Some cultures are more cohesive, coherent, rigid and well-bounded and constrained. As a result, they will maintain an unchanging nature and be static. They discourage anything which could unbalance them or perturb their equilibrium and homeostasis. These cultures encourage consensus-building, teamwork, togetherness and we-ness, mass experiences, social sanctions and social regulation, structured socialization, peer loyalty, belonging, homogeneity, identity formation through allegiance to a group. These cultures employ numerous self-preservation mechanisms and strict hierarchy, obedience, discipline, discrimination (by sex, by race, above all, by age and familial affiliation).

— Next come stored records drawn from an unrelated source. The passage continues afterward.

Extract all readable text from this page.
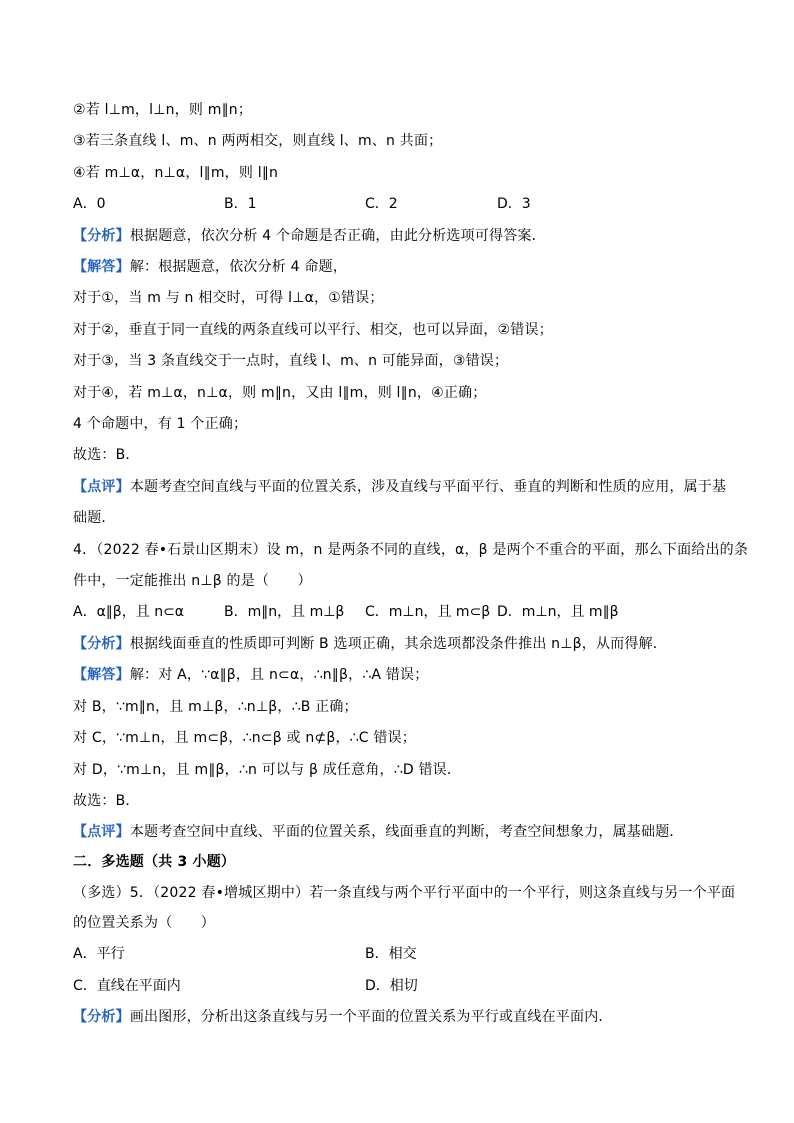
②若 l⊥m，l⊥n，则 m∥n；
③若三条直线 l、m、n 两两相交，则直线 l、m、n 共面；
④若 m⊥α，n⊥α，l∥m，则 l∥n
A．0	B．1	C．2	D．3
【分析】根据题意，依次分析 4 个命题是否正确，由此分析选项可得答案．
【解答】解：根据题意，依次分析 4 命题，
对于①，当 m 与 n 相交时，可得 l⊥α，①错误；
对于②，垂直于同一直线的两条直线可以平行、相交，也可以异面，②错误；
对于③，当 3 条直线交于一点时，直线 l、m、n 可能异面，③错误；
对于④，若 m⊥α，n⊥α，则 m∥n，又由 l∥m，则 l∥n，④正确；
4 个命题中，有 1 个正确；
故选：B．
【点评】本题考查空间直线与平面的位置关系，涉及直线与平面平行、垂直的判断和性质的应用，属于基
础题．
4．（2022 春•石景山区期末）设 m，n 是两条不同的直线，α，β 是两个不重合的平面，那么下面给出的条
件中，一定能推出 n⊥β 的是（　　）
A．α∥β，且 n⊂α	B．m∥n，且 m⊥β C．m⊥n，且 m⊂β D．m⊥n，且 m∥β
【分析】根据线面垂直的性质即可判断 B 选项正确，其余选项都没条件推出 n⊥β，从而得解．
【解答】解：对 A，∵α∥β，且 n⊂α，∴n∥β，∴A 错误；
对 B，∵m∥n，且 m⊥β，∴n⊥β，∴B 正确；
对 C，∵m⊥n，且 m⊂β，∴n⊂β 或 n⊄β，∴C 错误；
对 D，∵m⊥n，且 m∥β，∴n 可以与 β 成任意角，∴D 错误．
故选：B．
【点评】本题考查空间中直线、平面的位置关系，线面垂直的判断，考查空间想象力，属基础题．
二．多选题（共 3 小题）
（多选）5．（2022 春•增城区期中）若一条直线与两个平行平面中的一个平行，则这条直线与另一个平面
的位置关系为（　　）
A．平行	B．相交
C．直线在平面内	D．相切
【分析】画出图形，分析出这条直线与另一个平面的位置关系为平行或直线在平面内．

Other cultures seem more "ruffled", "arbitrary", or disturbed. They are pluralistic, heterogeneous and torn. These are the dynamic (or, fashionably, the emergent) cultures. They encourage conflict as the main arbiter in the social and economic spheres ("the invisible hand of the market" or the American "checks and balances"), contractual and transactional relationships, partisanship, utilitarianism, heterogeneity, self fulfilment, fluidity of the social structures, democracy.

Exogenic-Extrinsic Meaning Cultures
Versus Endogenic-Intrinsic Meaning Cultures

Some cultures derive their sense of meaning, of direction and of the resulting wish-fulfillment by referring to frameworks which are outside them or bigger than them. They derive meaning only through incorporation or reference.

The encompassing framework could be God, History, the Nation, a Calling or a Mission, a larger Social Structure, a Doctrine, an Ideology, or a Value or Belief System, an Enemy, a Friend, the Future – anything qualifies which is bigger and outside the meaning-seeking culture.

Other cultures derive their sense of meaning, of direction and of the resulting wish fulfilment by referring to themselves – and to themselves only. It is not that these cultures ignore the past – they just do not re-live it. It is not that they do not possess a Values or a Belief System or even an ideology – it is that they are open to the possibility of altering it.

While in the first type of cultures, Man is meaningless were it not for the outside systems which endow him with meaning – in the latter the outside systems are meaningless were it not for Man who endows them with meaning.

Virtually Revolutionary Cultures
Versus Structurally-Paradigmatically Revolutionary Cultures

All cultures – no matter how inert and conservative – evolve through the differential phases.

These phases are transitory and, therefore, revolutionary in nature.

Still, there are two types of revolution:

The Virtual Revolution is a change (sometimes, radical) of the structure – while the content is mostly preserved. It is very much like changing the hardware without changing any of the software in a computer.

The other kind of revolution is more profound. It usually involves the transformation or metamorphosis of both structure and content. In other cases, the structures remain intact – but they are hollowed out, their previous content replaced by new one. This is a change of paradigm (superbly described by the late Thomas Kuhn in his masterpiece: "The Structure of Scientific Revolutions").

The Post Traumatic Stress Syndrome Differentiating Factor

As a result of all the above, cultures react with shock either to change or to its absence.

A taxonomy of cultures can be established along these lines:

Those cultures which regard change as a trauma – and those who traumatically react to the absence of change, to paralysis and stagnation.

This is true in every sphere of life: the economic, the social, in the arts, the sciences.

Neurotic Adaptive versus Normally Adaptive Cultures

This is the dividing line:

Some cultures feed off fear and trauma. To adapt, they developed neuroses. Other cultures feed off hope and love – they have adapted normally.